Una metodologia questa che lo avvicina al free jazz, dove vengono riprese frasi del repertorio di altri musicisti, ma allo stesso tempo inserite anche improvvisazioni formali ispirate dal fluire dell’esecuzione.
Che la musica sia fonte costante di ispirazione è dimostrato dal fatto che è interessato alle novità discografiche, quanto al recupero di incisioni del passato, che fungono da colonna sonora del suo quotidiano, sia artistico che umano.

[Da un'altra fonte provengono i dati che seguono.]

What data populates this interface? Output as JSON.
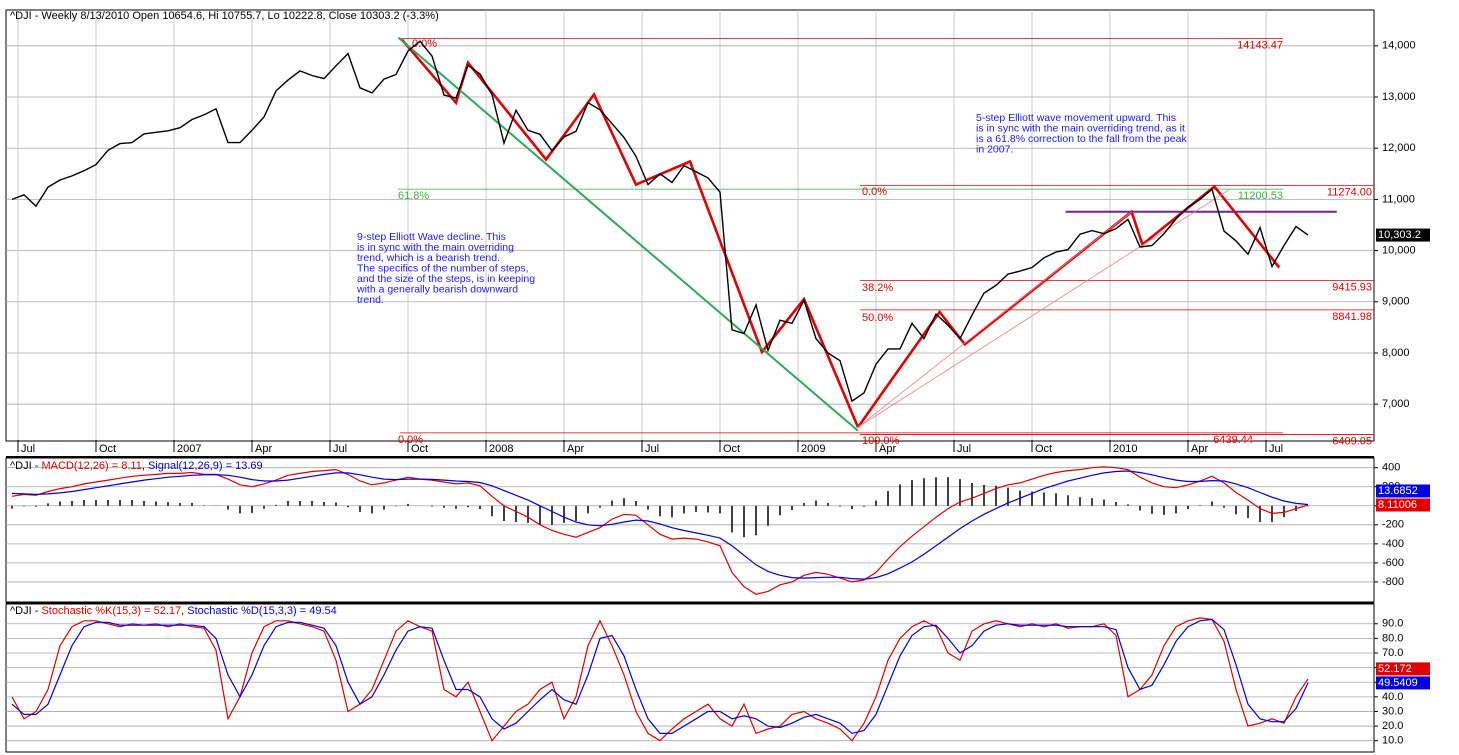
{
  "chart_data": [
    {
      "type": "line",
      "title": "^DJI - Weekly 8/13/2010 Open 10654.6, Hi 10755.7, Lo 10222.8, Close 10303.2 (-3.3%)",
      "xlim": [
        -0.5,
        113.5
      ],
      "xticks": [
        {
          "value": 0.5,
          "label": "Jul"
        },
        {
          "value": 7,
          "label": "Oct"
        },
        {
          "value": 13.5,
          "label": "2007"
        },
        {
          "value": 20,
          "label": "Apr"
        },
        {
          "value": 26.5,
          "label": "Jul"
        },
        {
          "value": 33,
          "label": "Oct"
        },
        {
          "value": 39.5,
          "label": "2008"
        },
        {
          "value": 46,
          "label": "Apr"
        },
        {
          "value": 52.5,
          "label": "Jul"
        },
        {
          "value": 59,
          "label": "Oct"
        },
        {
          "value": 65.5,
          "label": "2009"
        },
        {
          "value": 72,
          "label": "Apr"
        },
        {
          "value": 78.5,
          "label": "Jul"
        },
        {
          "value": 85,
          "label": "Oct"
        },
        {
          "value": 91.5,
          "label": "2010"
        },
        {
          "value": 98,
          "label": "Apr"
        },
        {
          "value": 104.5,
          "label": "Jul"
        }
      ],
      "ylim": [
        6300,
        14700
      ],
      "yticks": [
        {
          "value": 7000,
          "label": "7,000"
        },
        {
          "value": 8000,
          "label": "8,000"
        },
        {
          "value": 9000,
          "label": "9,000"
        },
        {
          "value": 10000,
          "label": "10,000"
        },
        {
          "value": 11000,
          "label": "11,000"
        },
        {
          "value": 12000,
          "label": "12,000"
        },
        {
          "value": 13000,
          "label": "13,000"
        },
        {
          "value": 14000,
          "label": "14,000"
        }
      ],
      "grid": true,
      "series": [
        {
          "color": "#000000",
          "last_label": "10,303.2",
          "values": [
            11000,
            11090,
            10870,
            11240,
            11380,
            11460,
            11560,
            11680,
            11960,
            12090,
            12110,
            12280,
            12310,
            12340,
            12400,
            12560,
            12650,
            12770,
            12110,
            12110,
            12350,
            12610,
            13120,
            13330,
            13510,
            13420,
            13360,
            13610,
            13850,
            13180,
            13080,
            13350,
            13440,
            13900,
            14090,
            13800,
            13040,
            12980,
            13620,
            13450,
            13050,
            12100,
            12740,
            12350,
            12270,
            11950,
            12220,
            12330,
            12890,
            12750,
            12480,
            12210,
            11840,
            11290,
            11500,
            11330,
            11660,
            11540,
            11420,
            11140,
            8450,
            8380,
            8940,
            8050,
            8640,
            8580,
            9030,
            8280,
            8000,
            7850,
            7060,
            7220,
            7780,
            8080,
            8080,
            8580,
            8280,
            8760,
            8540,
            8280,
            8740,
            9170,
            9320,
            9540,
            9600,
            9670,
            9860,
            9970,
            10020,
            10320,
            10390,
            10330,
            10430,
            10610,
            10070,
            10100,
            10330,
            10620,
            10850,
            11000,
            11200,
            10380,
            10190,
            9930,
            10450,
            9690,
            10100,
            10470,
            10303.2
          ]
        }
      ],
      "lines": [
        {
          "color": "#e00000",
          "style": "heavy",
          "x": [
            32.5,
            37,
            38,
            44.5,
            48.5,
            52,
            56.5,
            62.5,
            66,
            70.5
          ],
          "y": [
            14120,
            12890,
            13670,
            11780,
            13050,
            11290,
            11740,
            8020,
            9050,
            6550
          ]
        },
        {
          "color": "#e00000",
          "style": "heavy",
          "x": [
            70.5,
            77.3,
            79.4,
            93.3,
            94.2,
            100.2,
            105.6
          ],
          "y": [
            6550,
            8800,
            8170,
            10760,
            10120,
            11250,
            9670
          ]
        },
        {
          "color": "#2fa85a",
          "style": "medium",
          "x": [
            32.2,
            70.5
          ],
          "y": [
            14160,
            6480
          ]
        },
        {
          "color": "#7a1f8c",
          "style": "medium",
          "x": [
            87.8,
            110.4
          ],
          "y": [
            10760,
            10760
          ]
        },
        {
          "color": "#f08080",
          "style": "thin",
          "x": [
            70.5,
            93.3
          ],
          "y": [
            6550,
            10760
          ]
        },
        {
          "color": "#f08080",
          "style": "thin",
          "x": [
            70.5,
            101.5
          ],
          "y": [
            6550,
            11200
          ]
        }
      ],
      "levels": [
        {
          "value": 14143.47,
          "color": "#e00000"
        },
        {
          "value": 11200.53,
          "color": "#3cb043"
        },
        {
          "value": 11274,
          "label": "11274.00",
          "color": "#e00000"
        },
        {
          "value": 9415.93,
          "color": "#e00000"
        },
        {
          "value": 8841.98,
          "color": "#e00000"
        },
        {
          "value": 6439.44,
          "color": "#e00000"
        },
        {
          "value": 6409.05,
          "color": "#e00000"
        }
      ],
      "level_percents": [
        {
          "text": "0.0%",
          "color": "#e00000"
        },
        {
          "text": "61.8%",
          "color": "#3cb043"
        },
        {
          "text": "0.0%",
          "color": "#e00000"
        },
        {
          "text": "100.0%",
          "color": "#e00000"
        },
        {
          "text": "0.0%",
          "color": "#e00000"
        },
        {
          "text": "38.2%",
          "color": "#e00000"
        },
        {
          "text": "50.0%",
          "color": "#e00000"
        }
      ],
      "notes": [
        {
          "color": "#1a1aff",
          "lines": [
            "9-step Elliott Wave decline.  This",
            "is in sync with the main overriding",
            "trend, which is a bearish trend.",
            "The specifics of the number of steps,",
            "and the size of the steps, is in keeping",
            "with a generally bearish downward",
            "trend."
          ]
        },
        {
          "color": "#1a1aff",
          "lines": [
            "5-step Elliott wave movement upward.  This",
            "is in sync with the main overriding trend, as it",
            "is a 61.8% correction to the fall from the peak",
            "in 2007."
          ]
        }
      ]
    },
    {
      "type": "line",
      "title": [
        "^DJI - ",
        "MACD(12,26) = 8.11",
        ", ",
        "Signal(12,26,9) = 13.69"
      ],
      "title_colors": [
        "#000000",
        "#e00000",
        "#000000",
        "#0000e0"
      ],
      "xlim": [
        -0.5,
        113.5
      ],
      "ylim": [
        -990,
        460
      ],
      "yticks": [
        -800,
        -600,
        -400,
        -200,
        0,
        200,
        400
      ],
      "grid": true,
      "series": [
        {
          "color": "#000000",
          "style": "bar",
          "values": [
            -30,
            -5,
            -10,
            25,
            45,
            50,
            60,
            60,
            60,
            60,
            60,
            50,
            45,
            40,
            30,
            30,
            5,
            2,
            -40,
            -80,
            -75,
            -30,
            10,
            50,
            50,
            50,
            40,
            35,
            -15,
            -65,
            -80,
            -40,
            -5,
            20,
            0,
            -8,
            -20,
            -30,
            -15,
            -35,
            -110,
            -160,
            -170,
            -180,
            -200,
            -200,
            -180,
            -160,
            -80,
            -20,
            55,
            80,
            50,
            -40,
            -110,
            -120,
            -80,
            -65,
            -70,
            -80,
            -280,
            -330,
            -310,
            -210,
            -100,
            -45,
            30,
            55,
            30,
            -8,
            -35,
            -10,
            55,
            155,
            225,
            270,
            290,
            300,
            300,
            280,
            240,
            220,
            210,
            190,
            160,
            150,
            140,
            130,
            110,
            90,
            80,
            65,
            40,
            15,
            -50,
            -85,
            -95,
            -80,
            -35,
            5,
            45,
            -20,
            -90,
            -130,
            -170,
            -170,
            -120,
            -55,
            -5.57
          ]
        },
        {
          "color": "#e00000",
          "last_label": "8.11006",
          "values": [
            100,
            120,
            110,
            150,
            180,
            200,
            230,
            250,
            270,
            290,
            310,
            320,
            330,
            340,
            340,
            350,
            330,
            330,
            280,
            220,
            200,
            230,
            270,
            320,
            340,
            360,
            370,
            380,
            330,
            260,
            220,
            240,
            270,
            300,
            280,
            270,
            250,
            230,
            240,
            210,
            100,
            0,
            -60,
            -120,
            -200,
            -260,
            -300,
            -330,
            -280,
            -230,
            -140,
            -90,
            -100,
            -200,
            -300,
            -350,
            -340,
            -350,
            -380,
            -420,
            -700,
            -850,
            -930,
            -900,
            -830,
            -800,
            -730,
            -700,
            -720,
            -760,
            -800,
            -780,
            -700,
            -560,
            -430,
            -320,
            -220,
            -120,
            -30,
            40,
            80,
            130,
            180,
            220,
            240,
            280,
            320,
            350,
            370,
            380,
            400,
            410,
            400,
            380,
            300,
            240,
            200,
            190,
            220,
            260,
            310,
            240,
            140,
            60,
            -30,
            -80,
            -70,
            -30,
            8.11006
          ]
        },
        {
          "color": "#0000e0",
          "last_label": "13.6852",
          "values": [
            130,
            125,
            120,
            125,
            135,
            150,
            170,
            190,
            210,
            230,
            250,
            270,
            285,
            300,
            310,
            320,
            325,
            328,
            320,
            300,
            275,
            260,
            260,
            270,
            290,
            310,
            330,
            345,
            345,
            325,
            300,
            280,
            275,
            280,
            280,
            278,
            270,
            260,
            255,
            245,
            210,
            160,
            110,
            60,
            0,
            -60,
            -120,
            -170,
            -200,
            -210,
            -195,
            -170,
            -150,
            -160,
            -190,
            -230,
            -260,
            -285,
            -310,
            -340,
            -420,
            -520,
            -620,
            -690,
            -730,
            -755,
            -760,
            -755,
            -750,
            -752,
            -765,
            -770,
            -755,
            -715,
            -655,
            -590,
            -510,
            -420,
            -330,
            -240,
            -160,
            -90,
            -30,
            30,
            80,
            130,
            180,
            220,
            260,
            290,
            320,
            345,
            360,
            365,
            350,
            325,
            295,
            270,
            255,
            255,
            265,
            260,
            230,
            190,
            140,
            90,
            50,
            25,
            13.6852
          ]
        }
      ]
    },
    {
      "type": "line",
      "title": [
        "^DJI - ",
        "Stochastic %K(15,3) = 52.17",
        ", ",
        "Stochastic %D(15,3,3) = 49.54"
      ],
      "title_colors": [
        "#000000",
        "#e00000",
        "#000000",
        "#0000e0"
      ],
      "xlim": [
        -0.5,
        113.5
      ],
      "ylim": [
        5,
        96
      ],
      "yticks": [
        {
          "value": 10,
          "label": "10.0"
        },
        {
          "value": 20,
          "label": "20.0"
        },
        {
          "value": 30,
          "label": "30.0"
        },
        {
          "value": 40,
          "label": "40.0"
        },
        {
          "value": 50,
          "label": "50.0"
        },
        {
          "value": 60,
          "label": "60.0"
        },
        {
          "value": 70,
          "label": "70.0"
        },
        {
          "value": 80,
          "label": "80.0"
        },
        {
          "value": 90,
          "label": "90.0"
        }
      ],
      "grid": true,
      "series": [
        {
          "color": "#e00000",
          "last_label": "52.172",
          "values": [
            40,
            25,
            30,
            45,
            75,
            88,
            92,
            92,
            90,
            88,
            90,
            89,
            90,
            88,
            90,
            88,
            87,
            72,
            25,
            40,
            70,
            88,
            92,
            92,
            90,
            88,
            85,
            65,
            30,
            35,
            45,
            65,
            85,
            92,
            88,
            85,
            45,
            40,
            50,
            30,
            10,
            20,
            30,
            35,
            45,
            50,
            25,
            40,
            75,
            92,
            75,
            55,
            30,
            15,
            10,
            18,
            25,
            30,
            35,
            25,
            20,
            35,
            15,
            18,
            20,
            28,
            30,
            25,
            22,
            18,
            10,
            22,
            40,
            65,
            80,
            88,
            92,
            88,
            70,
            65,
            85,
            90,
            92,
            90,
            88,
            90,
            88,
            90,
            87,
            88,
            88,
            90,
            82,
            40,
            45,
            55,
            75,
            88,
            92,
            94,
            93,
            78,
            45,
            20,
            22,
            25,
            22,
            40,
            52.172
          ]
        },
        {
          "color": "#0000e0",
          "last_label": "49.5409",
          "values": [
            35,
            28,
            28,
            35,
            55,
            75,
            88,
            91,
            91,
            89,
            89,
            89,
            89,
            89,
            89,
            89,
            88,
            80,
            55,
            40,
            55,
            75,
            88,
            91,
            91,
            89,
            87,
            75,
            50,
            35,
            40,
            55,
            72,
            85,
            88,
            87,
            65,
            45,
            45,
            40,
            25,
            18,
            22,
            30,
            38,
            45,
            38,
            35,
            55,
            80,
            82,
            68,
            45,
            25,
            15,
            15,
            20,
            25,
            30,
            30,
            25,
            27,
            25,
            20,
            19,
            22,
            26,
            28,
            25,
            22,
            15,
            17,
            28,
            48,
            68,
            82,
            88,
            89,
            80,
            70,
            75,
            85,
            89,
            90,
            89,
            89,
            89,
            89,
            88,
            88,
            88,
            88,
            86,
            60,
            45,
            48,
            62,
            78,
            88,
            92,
            93,
            86,
            62,
            35,
            25,
            23,
            23,
            32,
            49.5409
          ]
        }
      ]
    }
  ]
}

L’enfant gate, inoltre, produce nel 1983 un disco hip-hop dal titolo ‘Beat Bop’ di Rammellzee e K-Rob su Tartown Record, per il quale disegna la stupenda copertina in bianco e nero, dove campeggia l’ormai tipica corona a tre punte. Sebbene il titolo richiami sonorità jazz tanto care a J-M, le reali influenze sono tipicamente Ottanta. La frizzante base consiste in un giro funky di basso e chitarra, accompagnato da un’essenziale loop digitale di drum-machine, tipico del primo hip-hop, ma formula a tuttoggi ancora in voga.
Nell’intervista rilasciata nello stesso anno a Lisa Licita Ponti dice che ora sta ‘lavorando a un disco di tamburi africani’[3], il quale purtroppo non ci è pervenuto, in quanto probabilmente non portato a termine.

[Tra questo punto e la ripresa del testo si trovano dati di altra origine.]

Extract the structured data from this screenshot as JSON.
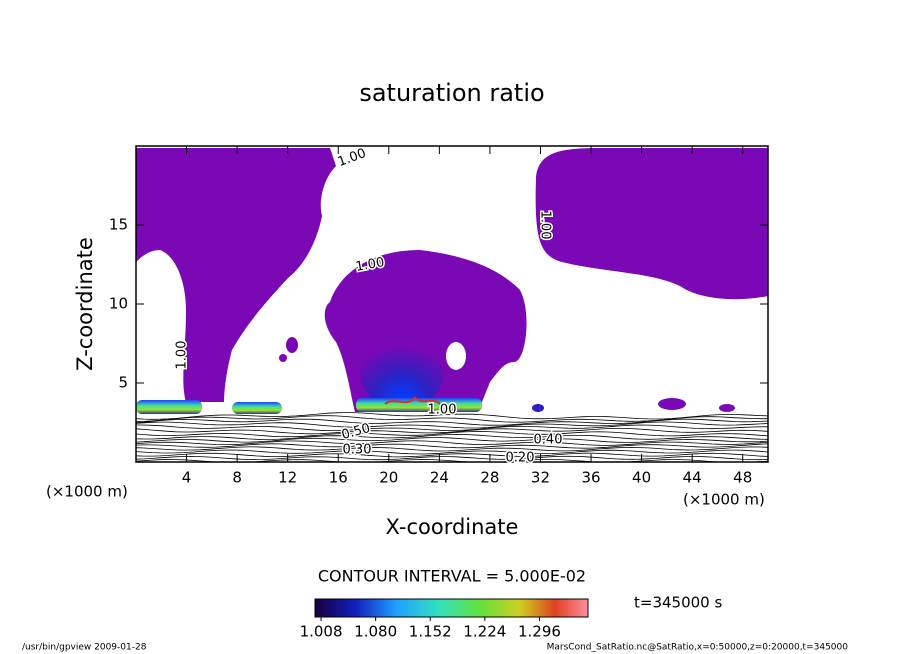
{
  "chart_data": {
    "type": "contour",
    "title": "saturation ratio",
    "x_label": "X-coordinate",
    "y_label": "Z-coordinate",
    "x_unit": "(×1000 m)",
    "y_unit": "(×1000 m)",
    "xlim": [
      0,
      50
    ],
    "xticks": [
      4,
      8,
      12,
      16,
      20,
      24,
      28,
      32,
      36,
      40,
      44,
      48
    ],
    "ylim": [
      0,
      20
    ],
    "yticks": [
      5,
      10,
      15
    ],
    "fill_color": "#7a08b4",
    "contour_labels": [
      "1.00",
      "1.00",
      "1.00",
      "1.00",
      "1.00",
      "0.50",
      "0.30",
      "0.40",
      "0.20"
    ],
    "contour_interval": "CONTOUR INTERVAL = 5.000E-02",
    "colorbar": {
      "clim": [
        1.0,
        1.36
      ],
      "ticks": [
        {
          "value": 1.008,
          "label": "1.008"
        },
        {
          "value": 1.08,
          "label": "1.080"
        },
        {
          "value": 1.152,
          "label": "1.152"
        },
        {
          "value": 1.224,
          "label": "1.224"
        },
        {
          "value": 1.296,
          "label": "1.296"
        }
      ]
    },
    "time_label": "t=345000 s",
    "footer_left": "/usr/bin/gpview  2009-01-28",
    "footer_right": "MarsCond_SatRatio.nc@SatRatio,x=0:50000,z=0:20000,t=345000"
  }
}
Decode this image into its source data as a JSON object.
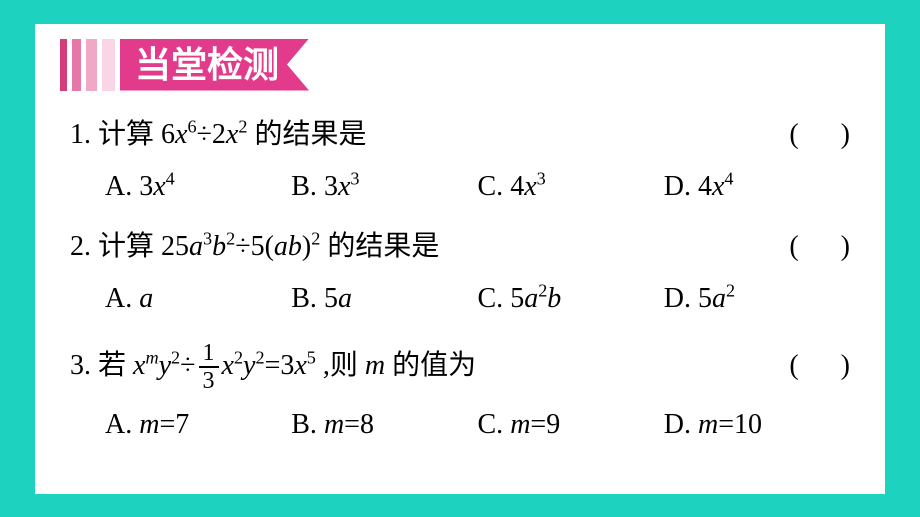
{
  "theme": {
    "page_background": "#1dd3c0",
    "card_background": "#ffffff",
    "title_background": "#e23b8b",
    "title_color": "#ffffff",
    "text_color": "#000000",
    "stripe_colors": [
      "#d43c7a",
      "#ffffff",
      "#e578a8",
      "#ffffff",
      "#f0a8c9",
      "#ffffff",
      "#f9d5e5",
      "#ffffff"
    ],
    "title_fontsize": 36,
    "body_fontsize": 28
  },
  "title": "当堂检测",
  "questions": [
    {
      "number": "1.",
      "prefix": "计算 ",
      "expression_html": "6<span class='math-var'>x</span><sup>6</sup>÷2<span class='math-var'>x</span><sup>2</sup>",
      "suffix": " 的结果是",
      "options": [
        {
          "label": "A.",
          "value_html": "3<span class='math-var'>x</span><sup>4</sup>"
        },
        {
          "label": "B.",
          "value_html": "3<span class='math-var'>x</span><sup>3</sup>"
        },
        {
          "label": "C.",
          "value_html": "4<span class='math-var'>x</span><sup>3</sup>"
        },
        {
          "label": "D.",
          "value_html": "4<span class='math-var'>x</span><sup>4</sup>"
        }
      ]
    },
    {
      "number": "2.",
      "prefix": "计算 ",
      "expression_html": "25<span class='math-var'>a</span><sup>3</sup><span class='math-var'>b</span><sup>2</sup>÷5(<span class='math-var'>ab</span>)<sup>2</sup>",
      "suffix": " 的结果是",
      "options": [
        {
          "label": "A.",
          "value_html": "<span class='math-var'>a</span>"
        },
        {
          "label": "B.",
          "value_html": "5<span class='math-var'>a</span>"
        },
        {
          "label": "C.",
          "value_html": "5<span class='math-var'>a</span><sup>2</sup><span class='math-var'>b</span>"
        },
        {
          "label": "D.",
          "value_html": "5<span class='math-var'>a</span><sup>2</sup>"
        }
      ]
    },
    {
      "number": "3.",
      "prefix": "若 ",
      "expression_html": "<span class='math-var'>x</span><sup><span class='math-var'>m</span></sup><span class='math-var'>y</span><sup>2</sup>÷<span class='frac'><span class='frac-num'>1</span><span class='frac-den'>3</span></span><span class='math-var'>x</span><sup>2</sup><span class='math-var'>y</span><sup>2</sup>=3<span class='math-var'>x</span><sup>5</sup>",
      "suffix": " ,则 <span class='math-var'>m</span> 的值为",
      "options": [
        {
          "label": "A.",
          "value_html": "<span class='math-var'>m</span>=7"
        },
        {
          "label": "B.",
          "value_html": "<span class='math-var'>m</span>=8"
        },
        {
          "label": "C.",
          "value_html": "<span class='math-var'>m</span>=9"
        },
        {
          "label": "D.",
          "value_html": "<span class='math-var'>m</span>=10"
        }
      ]
    }
  ],
  "paren_text": "(      )"
}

Ne consegue che la necessità costante di musica nel quotidiano di Basquiat,
porta anche ad uno slittamento formale delle scelte pittoriche, infatti, come scrive Luca Marenzi, ‘così come per altre nuove forme artistiche degli anni Ottanta, quali il rap, l’hip-hop, l’electric boogie, i graffiti e la break-dance, occorre raggiungere prima una soglia d’alienazione, sicché per poter apprezzare pienamente i dipinti di Basquiat l’osservatore deve accettare un “rap degli occhi”[4].
Fino agli ultimi giorni di vita continua a comporre musica che fa ascoltare agli amici di vecchia data, come Arto Lindsay, ma ha anche intenzione di comprarsi un clarinetto per tornare a suonare musica con Vincent Gallo.
Purtroppo quest’ultimo rimane un progetto irrealizzato e lentamente J-M si isola per rannicchiarsi all’interno del guscio del suo uovo artificiale, in attesa che si inneschi l’inesorabile, quanto mediaticamente predetta implosione finale.

Bibliografia (alcune citazioni)
[1] C. McGuigan, ‘New Art, New Money. The Marketing of an American Artist’, in “The New York Times Magazines”, 10 febbraio 1985.
[2] Phoebe Hoban, ‘Basquiat’, Alberto Calstelvecchi Editore Srl, aprile 2006, p. 81.
[3] Lisa Licita Ponti, Editoriale Domus SpA, Milano, in Domus, Milano, gennaio 1984.
[4] Luca Marenzi. ‘Pay for soup / Build a fort / Set that on fire’, ‘Basquiat’, Edizioni Charta, Milano, 1999, p. XXII.